A Stanford University study showed that in jobs where AI is used to augment work, entry-level employment does not decline — in fact, those occupations saw stable or even growing hiring compared to automation-heavy ones
Why They Matter:
Both studies found that entry-level workers are bearing the brunt of AI-driven disruption. Automation is erasing traditional on-ramps into exposed professions, even as augmentation leaves opportunities intact for more experienced staff. This "seniority bias" risks narrowing pathways into firms, with long-term consequences for wage growth, mobility, and inequality.
The Stanford study used payroll data to show early-career job losses in exposed occupations.

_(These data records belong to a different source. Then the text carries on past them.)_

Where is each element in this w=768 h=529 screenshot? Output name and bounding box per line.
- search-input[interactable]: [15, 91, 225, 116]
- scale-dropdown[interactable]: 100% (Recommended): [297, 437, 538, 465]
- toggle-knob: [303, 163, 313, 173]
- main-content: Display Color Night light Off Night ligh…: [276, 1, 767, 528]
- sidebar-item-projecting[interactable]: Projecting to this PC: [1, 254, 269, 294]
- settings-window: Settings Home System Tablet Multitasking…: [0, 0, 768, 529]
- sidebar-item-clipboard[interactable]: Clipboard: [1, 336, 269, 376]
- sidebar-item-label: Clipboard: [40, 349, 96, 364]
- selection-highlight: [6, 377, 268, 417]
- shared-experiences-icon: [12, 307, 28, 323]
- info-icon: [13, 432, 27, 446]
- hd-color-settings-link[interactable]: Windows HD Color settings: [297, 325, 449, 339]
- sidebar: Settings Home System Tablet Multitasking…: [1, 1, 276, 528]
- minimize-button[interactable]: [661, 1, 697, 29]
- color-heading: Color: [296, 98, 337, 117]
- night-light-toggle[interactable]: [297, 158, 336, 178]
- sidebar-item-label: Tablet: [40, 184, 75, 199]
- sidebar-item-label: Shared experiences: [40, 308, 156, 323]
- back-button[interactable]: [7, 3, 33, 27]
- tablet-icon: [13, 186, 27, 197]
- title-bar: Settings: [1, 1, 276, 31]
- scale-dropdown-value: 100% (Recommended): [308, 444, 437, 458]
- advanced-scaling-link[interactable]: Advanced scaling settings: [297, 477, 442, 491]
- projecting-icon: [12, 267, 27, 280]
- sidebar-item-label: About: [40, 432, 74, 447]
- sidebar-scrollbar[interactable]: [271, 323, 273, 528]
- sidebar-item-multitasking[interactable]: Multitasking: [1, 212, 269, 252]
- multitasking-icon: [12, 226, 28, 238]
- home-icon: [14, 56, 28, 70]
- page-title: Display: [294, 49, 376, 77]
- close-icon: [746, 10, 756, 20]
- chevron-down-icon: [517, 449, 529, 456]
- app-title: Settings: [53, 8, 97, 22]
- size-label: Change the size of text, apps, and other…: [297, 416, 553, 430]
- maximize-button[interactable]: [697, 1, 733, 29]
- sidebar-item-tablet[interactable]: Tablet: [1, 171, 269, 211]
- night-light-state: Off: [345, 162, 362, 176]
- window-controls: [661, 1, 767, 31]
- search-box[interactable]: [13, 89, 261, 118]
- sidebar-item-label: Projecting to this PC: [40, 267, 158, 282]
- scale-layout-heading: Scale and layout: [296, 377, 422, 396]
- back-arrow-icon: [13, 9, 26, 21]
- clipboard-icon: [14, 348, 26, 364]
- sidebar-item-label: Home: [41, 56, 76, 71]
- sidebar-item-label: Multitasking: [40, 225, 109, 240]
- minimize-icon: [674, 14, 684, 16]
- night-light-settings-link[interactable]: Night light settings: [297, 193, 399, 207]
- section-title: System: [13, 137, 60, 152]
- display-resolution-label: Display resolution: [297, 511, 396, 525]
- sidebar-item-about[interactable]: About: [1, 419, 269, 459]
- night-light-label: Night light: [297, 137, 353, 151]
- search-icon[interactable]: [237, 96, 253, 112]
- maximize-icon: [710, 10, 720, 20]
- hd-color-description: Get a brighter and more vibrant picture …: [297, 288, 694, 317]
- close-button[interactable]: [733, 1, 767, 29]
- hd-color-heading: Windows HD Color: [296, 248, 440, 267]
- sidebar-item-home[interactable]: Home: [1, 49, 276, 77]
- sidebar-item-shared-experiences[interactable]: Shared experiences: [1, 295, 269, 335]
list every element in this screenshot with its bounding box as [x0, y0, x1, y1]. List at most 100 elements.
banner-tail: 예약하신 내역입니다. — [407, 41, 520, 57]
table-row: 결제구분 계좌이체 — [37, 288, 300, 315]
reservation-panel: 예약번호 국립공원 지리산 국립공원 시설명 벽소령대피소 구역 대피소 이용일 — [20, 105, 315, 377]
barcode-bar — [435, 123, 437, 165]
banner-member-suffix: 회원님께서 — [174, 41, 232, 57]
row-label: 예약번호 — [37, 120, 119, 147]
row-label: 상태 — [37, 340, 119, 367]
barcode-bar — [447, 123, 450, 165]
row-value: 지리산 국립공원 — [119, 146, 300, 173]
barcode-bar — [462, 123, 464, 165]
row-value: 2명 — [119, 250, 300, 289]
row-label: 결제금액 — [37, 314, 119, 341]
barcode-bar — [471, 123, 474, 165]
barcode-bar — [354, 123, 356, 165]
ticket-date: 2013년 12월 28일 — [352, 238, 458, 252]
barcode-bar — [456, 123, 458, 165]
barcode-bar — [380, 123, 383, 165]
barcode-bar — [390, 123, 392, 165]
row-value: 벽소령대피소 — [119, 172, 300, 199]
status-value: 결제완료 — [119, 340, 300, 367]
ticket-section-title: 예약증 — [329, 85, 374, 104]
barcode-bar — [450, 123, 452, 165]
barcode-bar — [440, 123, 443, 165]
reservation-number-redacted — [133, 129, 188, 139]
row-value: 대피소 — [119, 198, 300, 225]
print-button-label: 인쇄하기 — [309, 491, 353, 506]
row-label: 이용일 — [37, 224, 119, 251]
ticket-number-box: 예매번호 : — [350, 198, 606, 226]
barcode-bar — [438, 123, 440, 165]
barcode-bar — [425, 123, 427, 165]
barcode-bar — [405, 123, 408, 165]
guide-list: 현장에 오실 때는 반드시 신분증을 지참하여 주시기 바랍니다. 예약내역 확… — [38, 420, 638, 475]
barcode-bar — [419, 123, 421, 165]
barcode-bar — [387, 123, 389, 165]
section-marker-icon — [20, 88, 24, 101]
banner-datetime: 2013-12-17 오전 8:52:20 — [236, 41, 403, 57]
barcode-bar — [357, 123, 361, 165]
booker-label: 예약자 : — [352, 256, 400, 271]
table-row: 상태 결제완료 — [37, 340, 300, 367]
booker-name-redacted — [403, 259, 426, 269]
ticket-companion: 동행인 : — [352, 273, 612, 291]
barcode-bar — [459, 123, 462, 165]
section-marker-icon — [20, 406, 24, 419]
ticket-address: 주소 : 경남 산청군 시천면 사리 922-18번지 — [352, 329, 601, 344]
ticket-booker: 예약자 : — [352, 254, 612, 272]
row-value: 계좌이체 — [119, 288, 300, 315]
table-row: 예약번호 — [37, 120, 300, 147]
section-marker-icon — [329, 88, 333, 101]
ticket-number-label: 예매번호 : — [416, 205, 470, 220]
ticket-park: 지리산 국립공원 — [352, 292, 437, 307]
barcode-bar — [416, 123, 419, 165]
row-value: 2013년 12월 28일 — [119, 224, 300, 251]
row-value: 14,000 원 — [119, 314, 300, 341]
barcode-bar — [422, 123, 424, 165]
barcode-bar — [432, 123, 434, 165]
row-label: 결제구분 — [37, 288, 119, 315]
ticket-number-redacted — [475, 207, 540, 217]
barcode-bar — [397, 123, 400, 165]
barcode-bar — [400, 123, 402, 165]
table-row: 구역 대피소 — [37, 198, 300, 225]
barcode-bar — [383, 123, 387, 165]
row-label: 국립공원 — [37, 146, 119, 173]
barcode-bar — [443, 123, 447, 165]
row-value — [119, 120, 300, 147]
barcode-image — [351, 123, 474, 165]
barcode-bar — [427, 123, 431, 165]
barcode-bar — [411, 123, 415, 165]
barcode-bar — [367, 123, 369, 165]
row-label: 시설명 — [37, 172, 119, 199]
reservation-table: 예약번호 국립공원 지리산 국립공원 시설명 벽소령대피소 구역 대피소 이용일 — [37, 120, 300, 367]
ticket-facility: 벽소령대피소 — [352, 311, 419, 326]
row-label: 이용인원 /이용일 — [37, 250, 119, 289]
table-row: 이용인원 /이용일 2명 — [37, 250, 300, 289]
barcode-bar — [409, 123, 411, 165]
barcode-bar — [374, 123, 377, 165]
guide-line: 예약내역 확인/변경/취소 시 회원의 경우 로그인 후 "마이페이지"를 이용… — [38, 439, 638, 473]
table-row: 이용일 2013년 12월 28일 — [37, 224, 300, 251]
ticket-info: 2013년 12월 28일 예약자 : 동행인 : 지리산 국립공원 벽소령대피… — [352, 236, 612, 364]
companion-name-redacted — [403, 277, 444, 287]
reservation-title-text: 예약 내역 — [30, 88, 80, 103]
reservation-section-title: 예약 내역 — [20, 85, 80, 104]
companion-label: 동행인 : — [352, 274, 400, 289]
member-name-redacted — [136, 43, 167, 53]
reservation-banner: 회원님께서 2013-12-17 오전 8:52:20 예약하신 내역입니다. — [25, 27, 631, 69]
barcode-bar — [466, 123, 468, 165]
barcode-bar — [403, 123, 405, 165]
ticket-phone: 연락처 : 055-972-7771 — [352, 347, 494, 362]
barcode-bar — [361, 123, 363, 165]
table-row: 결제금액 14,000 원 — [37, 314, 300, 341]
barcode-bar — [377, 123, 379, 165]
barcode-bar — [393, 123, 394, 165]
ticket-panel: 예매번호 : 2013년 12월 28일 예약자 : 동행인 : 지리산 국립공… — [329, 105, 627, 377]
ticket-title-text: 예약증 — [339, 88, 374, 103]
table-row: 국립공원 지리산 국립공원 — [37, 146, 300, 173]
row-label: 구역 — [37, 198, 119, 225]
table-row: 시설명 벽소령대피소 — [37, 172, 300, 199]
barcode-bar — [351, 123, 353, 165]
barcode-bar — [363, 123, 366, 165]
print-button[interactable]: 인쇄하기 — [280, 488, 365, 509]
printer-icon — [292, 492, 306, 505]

The Harvard study used resume and posting data to show within-firm seniority bias.
It's easy to focus only on cuts and displacement, but parallel signals show demand reshaping in real time.
What to Know:
In August 2025, high-value freelance contracts ($1,000+) from large firms rose 31%, with one in four leaders hiring freelancers for advanced technical skills. Demand for AI and machine learning talent jumped 40% among small and medium-sized businesses, while creative categories such as video, content writing, and language tutoring also grew sharply. Fact-checking and video editing ranked among the top AI-related skills, underscoring the need for human oversight of AI outputs.
Why It Matters:
Freelance markets are an early signal of how AI is reshaping demand. Companies are using AI to speed work but leaning on freelancers for judgment, creativity, and technical integration.
And while firms are still recalibrating their labor mix, and AI productivity isn't showing in widespread macro-economic data, the benefits for individuals are already visible at scale thanks to a clever study from Erik Brynjolfsson at Stanford.
What to Know:
Erik Brynjolfsson, a professor at Stanford University and senior fellow at the Stanford Institute for Human-Centered AI, and Avinash Collis, an assistant professor at the Heinz College of Information Systems and Public Policy at Carnegie Mellon University, estimated that Americans gained $97 billion in consumer surplus from generative AI in 2024 — benefits such as saved time and free creative tools were not captured in GDP. Their survey found regular users would need $98 per month in compensation to give up AI, with 40% of U.S. adults using it regularly. The authors argued GDP lags because adoption costs show up before complementary investments pay off, producing a "productivity J-curve."
Why It Matters:
Official GDP data understates AI's impact. While firms are still adapting, consumers have already captured large welfare gains — especially lower-income households who benefit most from free tools.
Those same benefits extend beyond convenience — early trials suggest AI may even improve the odds in hiring.
What to Know:
A field study of 70,000 applicants in the Philippines found that candidates interviewed by AI agents were 12% more likely to receive job offers and 17% more likely to stay at least one month. Nearly 78% of applicants opted for AI-led interviews when given the choice, with 70% rating the experience positive. However, recruiters needed about twice as long to review AI-generated notes compared to human-led sessions.
Why It Matters:
The research suggests AI can improve hiring outcomes and applicant satisfaction, but efficiency gains for recruiters remain uncertain.